Bu operasyon, bugüne dek gerçekleştirilen en büyük nükleer teknoloji kaçakçılığı vakalarından biri olarak tarihe geçerken, Libya'nın gizli nükleer programı da böylece tüm dünyaya ifşa edilmiş oldu.
LİBYA NÜKLEER PROGRAMINI NEDEN SÜRDÜREMEDİ
Taranto Limanı'nda gerçekleştirilen operasyonun ardından, Libya uluslararası toplumun yoğun baskısıyla karşı karşıya kaldı. Bu gelişmeden yalnızca iki ay sonra, 19 Aralık 2003’te, Muammer Kaddafi Libya’nın nükleer programını tamamen ve gönüllü olarak sonlandıracağını ilan etti.
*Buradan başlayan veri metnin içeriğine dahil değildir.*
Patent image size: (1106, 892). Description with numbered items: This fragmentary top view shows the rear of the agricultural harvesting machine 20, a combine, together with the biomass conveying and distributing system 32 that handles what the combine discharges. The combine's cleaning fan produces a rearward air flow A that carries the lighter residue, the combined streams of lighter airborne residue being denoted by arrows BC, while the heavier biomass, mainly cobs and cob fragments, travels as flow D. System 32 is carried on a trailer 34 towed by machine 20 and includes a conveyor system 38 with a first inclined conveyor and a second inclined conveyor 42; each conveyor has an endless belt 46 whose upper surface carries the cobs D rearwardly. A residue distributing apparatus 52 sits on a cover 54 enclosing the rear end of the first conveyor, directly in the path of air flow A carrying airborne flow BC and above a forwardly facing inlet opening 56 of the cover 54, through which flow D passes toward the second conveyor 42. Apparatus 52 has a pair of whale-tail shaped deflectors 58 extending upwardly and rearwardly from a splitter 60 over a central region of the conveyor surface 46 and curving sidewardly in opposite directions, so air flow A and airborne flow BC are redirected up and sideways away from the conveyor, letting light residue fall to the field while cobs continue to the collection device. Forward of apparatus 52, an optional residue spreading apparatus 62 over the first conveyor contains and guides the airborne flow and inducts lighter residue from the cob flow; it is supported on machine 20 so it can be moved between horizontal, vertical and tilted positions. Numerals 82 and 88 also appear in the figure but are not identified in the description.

Ocak 2004’te Libya, Uluslararası Atom Enerjisi Ajansı (UAEA) denetiminde sahip olduğu tüm nükleer ekipman ve belgeleri ABD’ye teslim etti. Böylece yaklaşık otuz yıl boyunca gizlice sürdürülen nükleer silah geliştirme faaliyetlerine resmen nokta koyuldu.
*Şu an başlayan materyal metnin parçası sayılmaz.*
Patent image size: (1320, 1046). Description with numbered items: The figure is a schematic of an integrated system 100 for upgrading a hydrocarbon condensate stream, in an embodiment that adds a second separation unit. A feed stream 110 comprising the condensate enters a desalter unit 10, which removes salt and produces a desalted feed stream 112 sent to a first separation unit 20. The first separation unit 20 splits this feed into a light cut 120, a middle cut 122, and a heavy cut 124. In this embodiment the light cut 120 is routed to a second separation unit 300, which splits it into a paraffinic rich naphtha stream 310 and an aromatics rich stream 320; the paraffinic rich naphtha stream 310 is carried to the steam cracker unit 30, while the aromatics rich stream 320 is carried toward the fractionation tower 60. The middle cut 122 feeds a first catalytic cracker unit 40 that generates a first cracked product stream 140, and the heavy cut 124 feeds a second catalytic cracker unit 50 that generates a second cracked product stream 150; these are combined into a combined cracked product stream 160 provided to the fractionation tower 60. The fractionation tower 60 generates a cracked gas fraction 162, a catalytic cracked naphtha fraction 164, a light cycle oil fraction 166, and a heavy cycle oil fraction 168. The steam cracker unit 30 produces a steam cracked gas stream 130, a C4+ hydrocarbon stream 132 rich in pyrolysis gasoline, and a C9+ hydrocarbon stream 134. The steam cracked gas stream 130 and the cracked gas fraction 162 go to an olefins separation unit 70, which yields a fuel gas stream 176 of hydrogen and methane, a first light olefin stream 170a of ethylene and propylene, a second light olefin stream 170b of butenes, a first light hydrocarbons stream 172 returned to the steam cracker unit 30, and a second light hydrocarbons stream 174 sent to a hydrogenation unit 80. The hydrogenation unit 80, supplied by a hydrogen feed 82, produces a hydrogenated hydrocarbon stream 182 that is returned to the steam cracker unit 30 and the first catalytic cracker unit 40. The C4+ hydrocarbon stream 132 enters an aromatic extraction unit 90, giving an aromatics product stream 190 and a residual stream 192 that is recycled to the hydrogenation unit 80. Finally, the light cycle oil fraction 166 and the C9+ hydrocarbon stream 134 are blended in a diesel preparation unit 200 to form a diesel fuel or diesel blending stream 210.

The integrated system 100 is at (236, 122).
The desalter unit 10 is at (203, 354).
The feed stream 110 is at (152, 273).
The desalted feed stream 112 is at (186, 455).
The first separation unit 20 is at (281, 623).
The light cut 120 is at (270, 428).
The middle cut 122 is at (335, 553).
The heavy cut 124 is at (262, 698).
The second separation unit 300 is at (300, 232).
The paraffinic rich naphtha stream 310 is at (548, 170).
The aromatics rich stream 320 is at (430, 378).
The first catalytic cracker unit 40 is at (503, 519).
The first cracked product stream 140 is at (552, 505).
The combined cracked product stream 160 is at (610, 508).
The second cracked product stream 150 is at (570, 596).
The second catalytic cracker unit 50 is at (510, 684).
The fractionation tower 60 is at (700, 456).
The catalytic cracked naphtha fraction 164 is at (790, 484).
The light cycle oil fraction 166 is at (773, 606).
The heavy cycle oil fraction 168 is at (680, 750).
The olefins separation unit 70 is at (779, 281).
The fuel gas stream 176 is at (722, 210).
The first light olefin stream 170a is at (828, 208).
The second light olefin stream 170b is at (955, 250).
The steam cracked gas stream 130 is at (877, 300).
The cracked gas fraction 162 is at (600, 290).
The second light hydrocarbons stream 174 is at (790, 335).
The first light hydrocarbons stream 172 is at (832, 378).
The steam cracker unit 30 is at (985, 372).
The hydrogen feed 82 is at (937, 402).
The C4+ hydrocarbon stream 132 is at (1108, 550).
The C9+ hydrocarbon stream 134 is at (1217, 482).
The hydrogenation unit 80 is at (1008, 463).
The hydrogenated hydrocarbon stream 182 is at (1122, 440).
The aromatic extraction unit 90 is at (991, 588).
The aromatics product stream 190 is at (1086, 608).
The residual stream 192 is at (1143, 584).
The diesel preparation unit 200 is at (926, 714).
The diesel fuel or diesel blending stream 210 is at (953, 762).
Kaddafi’nin bu denli hızlı bir şekilde nükleer programdan vazgeçmesinin iki temel gerekçesi olduğu değerlendirildi. İlk olarak; yıllarca süren uluslararası yaptırımların ardından bu adımı, ülkesine diplomatik meşruiyet kazandırmak ve liderliğini sağlamlaştırmak için attığı yorumlandı. İkinci neden ise, ABD’nin Irak’ı işgalinden sonra devrilen Saddam Hüseyin’in başına gelenlerin Kaddafi üzerinde caydırıcı bir etki yaratmış olmasıydı.
İSRAİL’İN AMACI NE?
İsrail'in, İran'ın tüm nükleer altyapısından vazgeçmesini içeren bu modeli gündeme taşımasının temel nedenleri şöyle sıralanıyor:
İran’ın nükleer programının kalıcı olarak ve tamamen ortadan kaldırılması,
Müzakereler sonucunda İran için ılımlı bir uzlaşmanın önlenmesi,
Nükleer silahlanma ihtimalinin tümüyle devre dışı bırakılması,
Sürecin Libya örneğinde olduğu gibi kısa sürede sonuçlanması.
Tel Aviv yönetimi, bu modeli ABD’ye dayatarak İran’ın nükleer alanda uzun vadeli hiçbir kapasiteye sahip olmamasını hedefliyor.